Basically it is going along the right lines, but there are some places where I have
edited too much out of it, particularly about nostalgia, identity and
Northernness. Sharon also gave me a couple of references, one of which I’ve
looked at, and which should be useful.
To get back into
the idea of nostalgia, I read a paper called “The Dilemmas of Radical Nostalgia
in British Psychogeography” by Alastair Bonnett (2009). It seeks to compare and
contrast “the use of the past to critique industrial modernity” and the “suppression of nostalgia” (p45). I’ve
discussed this in more detail here. There is some useful information, and some
useful quotes, in here. There is more reading to do, especially around
Northernness and around the everyday.
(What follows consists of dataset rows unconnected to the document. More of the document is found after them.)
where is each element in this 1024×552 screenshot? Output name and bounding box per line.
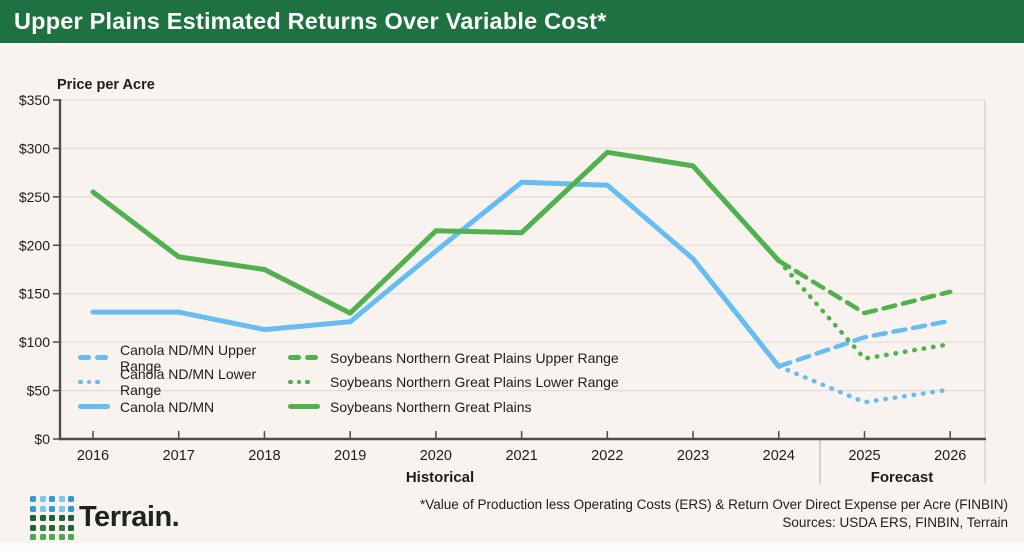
chart-legend: Canola ND/MN Upper Range Canola ND/MN Low… (78, 342, 619, 415)
logo-dot (39, 515, 46, 521)
legend-swatch-dashed-icon (78, 355, 110, 360)
legend-swatch-solid-icon (78, 404, 110, 409)
logo-dot (30, 534, 36, 540)
logo-dot (30, 524, 36, 531)
legend-swatch-dashed-icon (288, 355, 320, 360)
logo-dot (58, 496, 65, 502)
x-tick-label: 2018 (248, 448, 280, 464)
logo-dot (39, 505, 46, 512)
legend-item: Soybeans Northern Great Plains (288, 398, 619, 415)
legend-item: Soybeans Northern Great Plains Lower Ran… (288, 374, 619, 390)
bottom-margin-strip (0, 543, 1024, 552)
logo-dot (68, 524, 74, 531)
legend-label: Soybeans Northern Great Plains Lower Ran… (330, 374, 619, 390)
y-tick-label: $0 (34, 431, 50, 447)
legend-label: Canola ND/MN (120, 398, 215, 415)
x-tick-label: 2016 (77, 448, 109, 464)
legend-column-soybeans: Soybeans Northern Great Plains Upper Ran… (288, 349, 619, 415)
y-tick-label: $100 (19, 334, 50, 350)
legend-item: Canola ND/MN Lower Range (78, 366, 288, 398)
y-axis-title: Price per Acre (57, 77, 155, 93)
series-canola-nd-mn-lower-range (776, 364, 953, 405)
x-tick-label: 2026 (934, 448, 966, 464)
logo-dot (68, 505, 74, 512)
legend-label: Soybeans Northern Great Plains (330, 398, 532, 415)
legend-label: Canola ND/MN Lower Range (120, 366, 257, 398)
logo-dot (58, 505, 65, 512)
footnote-line-2: Sources: USDA ERS, FINBIN, Terrain (782, 515, 1008, 530)
x-tick-label: 2025 (848, 448, 880, 464)
legend-swatch-dotted-icon (78, 379, 110, 385)
legend-item: Canola ND/MN Upper Range (78, 342, 288, 374)
logo-dot (30, 496, 36, 502)
footnote-line-1: *Value of Production less Operating Cost… (420, 497, 1008, 512)
y-tick-label: $250 (19, 189, 50, 205)
x-tick-label: 2021 (505, 448, 537, 464)
legend-item: Canola ND/MN (78, 398, 288, 415)
y-tick-label: $50 (27, 383, 51, 399)
legend-swatch-dotted-icon (288, 379, 320, 385)
logo-dot (68, 496, 74, 502)
logo-dot (68, 515, 74, 521)
logo-dot (39, 496, 46, 502)
legend-label: Canola ND/MN Upper Range (120, 341, 257, 374)
legend-item: Soybeans Northern Great Plains Upper Ran… (288, 349, 619, 366)
logo-dot (68, 534, 74, 540)
x-tick-label: 2024 (763, 448, 795, 464)
logo-dot (49, 524, 55, 531)
logo-dot (30, 515, 36, 521)
series-soybeans-northern-great-plains-lower-range (776, 258, 953, 361)
y-tick-label: $150 (19, 286, 50, 302)
logo-dot (39, 534, 46, 540)
legend-label: Soybeans Northern Great Plains Upper Ran… (330, 349, 619, 366)
y-tick-label: $300 (19, 140, 50, 156)
x-tick-label: 2023 (677, 448, 709, 464)
logo-dot (30, 505, 36, 512)
series-canola-nd-mn-upper-range (776, 318, 953, 369)
logo-dot (39, 524, 46, 531)
x-tick-label: 2019 (334, 448, 366, 464)
logo-dot (58, 534, 65, 540)
y-tick-label: $350 (19, 92, 50, 108)
logo-dot (49, 505, 55, 512)
x-tick-label: 2022 (591, 448, 623, 464)
logo-dot (49, 515, 55, 521)
logo-dot (49, 534, 55, 540)
brand-wordmark: Terrain. (79, 501, 180, 533)
logo-dot (58, 515, 65, 521)
terrain-logo-icon (30, 496, 74, 540)
y-tick-label: $200 (19, 237, 50, 253)
legend-swatch-solid-icon (288, 404, 320, 409)
series-canola-nd-mn (90, 179, 782, 369)
x-section-label-historical: Historical (405, 469, 475, 486)
footnote: *Value of Production less Operating Cost… (420, 496, 1008, 532)
series-soybeans-northern-great-plains-upper-range (776, 258, 953, 316)
series-soybeans-northern-great-plains (90, 149, 782, 316)
legend-column-canola: Canola ND/MN Upper Range Canola ND/MN Low… (78, 342, 288, 415)
logo-dot (49, 496, 55, 502)
logo-dot (58, 524, 65, 531)
x-tick-label: 2017 (163, 448, 195, 464)
page-title: Upper Plains Estimated Returns Over Vari… (14, 8, 607, 34)
title-bar: Upper Plains Estimated Returns Over Vari… (0, 0, 1024, 43)
x-section-label-forecast: Forecast (870, 469, 934, 486)
x-tick-label: 2020 (420, 448, 452, 464)
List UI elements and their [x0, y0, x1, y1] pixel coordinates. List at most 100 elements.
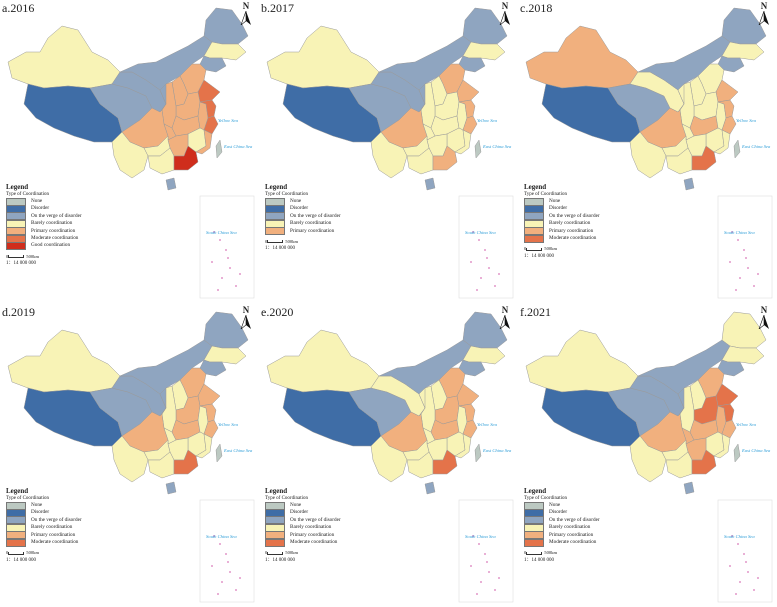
province-jilin: [462, 345, 506, 365]
island-mark: [472, 535, 474, 537]
island-mark: [225, 553, 227, 555]
north-label: N: [501, 1, 509, 11]
province-guangdong: [173, 145, 199, 171]
scale-bar: 0 500km: [524, 245, 600, 252]
island-mark: [729, 261, 731, 263]
island-mark: [476, 289, 478, 291]
scale-bar: 0 500km: [265, 238, 341, 245]
north-arrow-icon: N: [497, 306, 513, 330]
province-yunnan: [629, 435, 667, 483]
island-mark: [486, 561, 488, 563]
legend-label: Barely coordination: [31, 220, 73, 227]
scale-bar: 0 500km: [6, 253, 82, 260]
legend-label: None: [31, 502, 43, 508]
scale-ratio: 1：14 000 000: [6, 261, 37, 267]
province-hainan: [424, 177, 436, 191]
sea-label-south-china-sea: South China Sea: [206, 230, 237, 235]
island-mark: [229, 571, 231, 573]
legend-label: Barely coordination: [549, 524, 591, 531]
panel-title: b.2017: [261, 1, 294, 15]
scale-zero: 0: [6, 253, 9, 259]
sea-label-east-china-sea: East China Sea: [742, 448, 771, 453]
legend-subtitle: Type of Coordination: [6, 192, 49, 197]
north-label: N: [242, 1, 250, 11]
scale-bar: 0 500km: [524, 549, 600, 556]
island-mark: [729, 565, 731, 567]
map-panel-3: c.2018 N Yellow Sea East China Sea South Chi…: [518, 0, 776, 302]
island-mark: [753, 285, 755, 287]
north-arrow-icon: N: [238, 2, 254, 26]
south-china-sea-inset: [717, 499, 773, 603]
province-map: [266, 311, 514, 603]
legend-title: Legend: [524, 183, 547, 191]
island-mark: [225, 249, 227, 251]
map-panel-4: d.2019 N Yellow Sea East China Sea South Chi…: [0, 304, 258, 606]
scale-bar: 0 500km: [265, 549, 341, 556]
island-mark: [239, 577, 241, 579]
scale-bar-line: [8, 551, 25, 555]
sea-label-east-china-sea: East China Sea: [742, 144, 771, 149]
province-hainan: [683, 481, 695, 495]
island-mark: [498, 273, 500, 275]
island-mark: [239, 273, 241, 275]
province-taiwan: [733, 139, 741, 159]
province-jilin: [203, 41, 247, 61]
legend-label: None: [549, 502, 561, 508]
island-mark: [739, 581, 741, 583]
province-hainan: [424, 481, 436, 495]
island-mark: [478, 543, 480, 545]
scale-bar-line: [267, 240, 284, 244]
legend-title: Legend: [265, 487, 288, 495]
map-panel-5: e.2020 N Yellow Sea East China Sea South Chi…: [259, 304, 517, 606]
legend-subtitle: Type of Coordination: [6, 496, 49, 501]
province-map: [525, 7, 773, 299]
legend-label: Moderate coordination: [549, 234, 597, 241]
island-mark: [213, 535, 215, 537]
island-mark: [737, 543, 739, 545]
legend-label: Primary coordination: [549, 227, 594, 234]
legend-label: Primary coordination: [290, 531, 335, 538]
sea-label-east-china-sea: East China Sea: [483, 448, 512, 453]
island-mark: [743, 553, 745, 555]
sea-label-yellow-sea: Yellow Sea: [218, 118, 238, 123]
island-mark: [735, 289, 737, 291]
province-guangdong: [432, 449, 458, 475]
scale-text: 500km: [285, 238, 299, 244]
province-jilin: [462, 41, 506, 61]
island-mark: [211, 565, 213, 567]
province-hainan: [165, 177, 177, 191]
island-mark: [757, 273, 759, 275]
legend-title: Legend: [6, 183, 29, 191]
north-arrow-icon: N: [238, 306, 254, 330]
legend-swatch: [524, 538, 544, 547]
province-map: [266, 7, 514, 299]
island-mark: [488, 571, 490, 573]
province-jilin: [721, 345, 765, 365]
island-mark: [221, 277, 223, 279]
legend-label: Barely coordination: [549, 220, 591, 227]
legend-item-moderate: Moderate coordination: [524, 538, 600, 547]
legend-label: Disorder: [549, 509, 568, 516]
sea-label-yellow-sea: Yellow Sea: [477, 118, 497, 123]
sea-label-south-china-sea: South China Sea: [724, 534, 755, 539]
south-china-sea-inset: [717, 195, 773, 299]
province-yunnan: [629, 131, 667, 179]
scale-text: 500km: [285, 550, 299, 556]
province-fujian: [713, 433, 731, 459]
scale-zero: 0: [265, 238, 268, 244]
sea-label-east-china-sea: East China Sea: [483, 144, 512, 149]
province-xinjiang: [7, 329, 121, 393]
province-xinjiang: [266, 329, 380, 393]
island-mark: [747, 571, 749, 573]
scale-bar: 0 500km: [6, 549, 82, 556]
island-mark: [484, 249, 486, 251]
legend-swatch: [6, 242, 26, 251]
sea-label-south-china-sea: South China Sea: [206, 534, 237, 539]
province-taiwan: [733, 443, 741, 463]
sea-label-south-china-sea: South China Sea: [465, 230, 496, 235]
legend-label: Moderate coordination: [290, 538, 338, 545]
island-mark: [219, 543, 221, 545]
province-hainan: [165, 481, 177, 495]
island-mark: [480, 581, 482, 583]
island-mark: [739, 277, 741, 279]
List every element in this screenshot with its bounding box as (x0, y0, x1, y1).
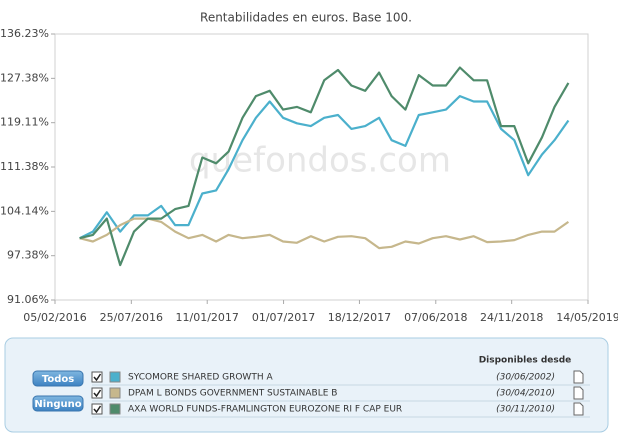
x-tick-label: 25/07/2016 (100, 311, 163, 324)
y-tick-label: 136.23% (0, 27, 49, 40)
y-tick-label: 91.06% (7, 293, 49, 306)
checkbox[interactable] (91, 371, 103, 383)
legend-label: AXA WORLD FUNDS-FRAMLINGTON EUROZONE RI … (128, 405, 402, 415)
legend-label: SYCOMORE SHARED GROWTH A (128, 373, 273, 383)
legend-swatch (109, 371, 121, 383)
button-label[interactable]: Todos (42, 374, 74, 385)
watermark: quefondos.com (189, 141, 451, 181)
x-tick-label: 14/05/2019 (556, 311, 618, 324)
legend-swatch (109, 387, 121, 399)
x-tick-label: 05/02/2016 (23, 311, 86, 324)
button[interactable] (32, 395, 84, 412)
checkbox[interactable] (91, 387, 103, 399)
y-tick-label: 119.11% (0, 116, 49, 129)
button-label[interactable]: Ninguno (34, 399, 81, 410)
document-icon[interactable] (573, 370, 584, 384)
plot-area (54, 33, 589, 301)
button[interactable] (32, 370, 84, 387)
series-line (79, 217, 570, 250)
document-icon[interactable] (573, 386, 584, 400)
series-line (79, 95, 570, 240)
chart-title: Rentabilidades en euros. Base 100. (200, 11, 412, 25)
available-since: (30/06/2002) (496, 373, 555, 383)
check-mark (93, 389, 102, 398)
x-tick-label: 24/11/2018 (480, 311, 543, 324)
x-tick-label: 18/12/2017 (328, 311, 391, 324)
y-tick-label: 97.38% (7, 249, 49, 262)
legend-label: DPAM L BONDS GOVERNMENT SUSTAINABLE B (128, 389, 337, 399)
y-tick-label: 127.38% (0, 71, 49, 84)
x-tick-label: 07/06/2018 (404, 311, 467, 324)
x-tick-label: 11/01/2017 (176, 311, 239, 324)
available-since: (30/04/2010) (496, 389, 555, 399)
checkbox[interactable] (91, 403, 103, 415)
legend-swatch (109, 403, 121, 415)
series-line (79, 66, 570, 267)
check-mark (93, 405, 102, 414)
y-tick-label: 111.38% (0, 160, 49, 173)
x-tick-label: 01/07/2017 (252, 311, 315, 324)
document-icon[interactable] (573, 402, 584, 416)
check-mark (93, 373, 102, 382)
y-tick-label: 104.14% (0, 204, 49, 217)
legend-header: Disponibles desde (479, 356, 572, 366)
available-since: (30/11/2010) (496, 405, 555, 415)
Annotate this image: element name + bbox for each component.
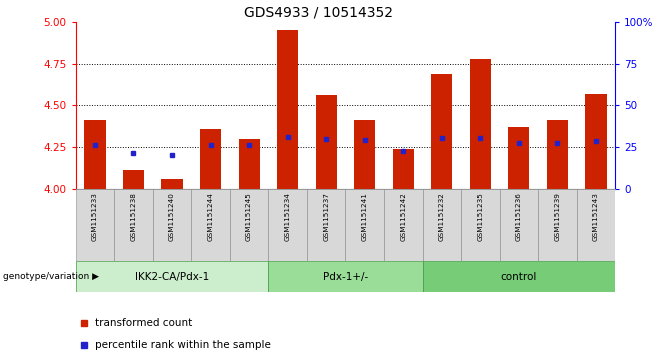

I feel that I need to read selectively –
I know now where the gaps are, and I need to fill them – but I find it
difficult as everything is so interesting and new.
I think a large
part of the problem I’m finding is that I am pulling elements of theory from so
many different places. Heritage theory and identity theory are only the start
points, and psychogeography is so big and so interesting. On top of this is
this idea of everyday theory, then there’s the use of and attachment to place,
and memory/re-memory. Within 8000 words I can barely scratch the surface.
One other thing
that came out of the tutorial was a discussion about influential and relevant artists for me whom I had discovered
via Twitter rather than the white walls of the gallery. Sharon suggested
that this may be another manifestation of needing to tell a narrative in a
different way, with social media almost acting as another means of distributing
information vs the “official” of the gallery. It is probably too early to judge
whether social media will ever be mainstream enough to be able to cite in an
academic paper, but there is no doubt that it is an important source of
information and inspiration for me. I do have a concern, though, that it is
experience at arms’ length; seeing images on a smartphone can never get near to
seeing the complexity of a piece of work in real life. It was really good to be
able to get out and visit the End of Year show as it seems an age since I’ve
visited a real life gallery, so perhaps that is a strand of research I will be
able to pick up on once the dissertation is finished.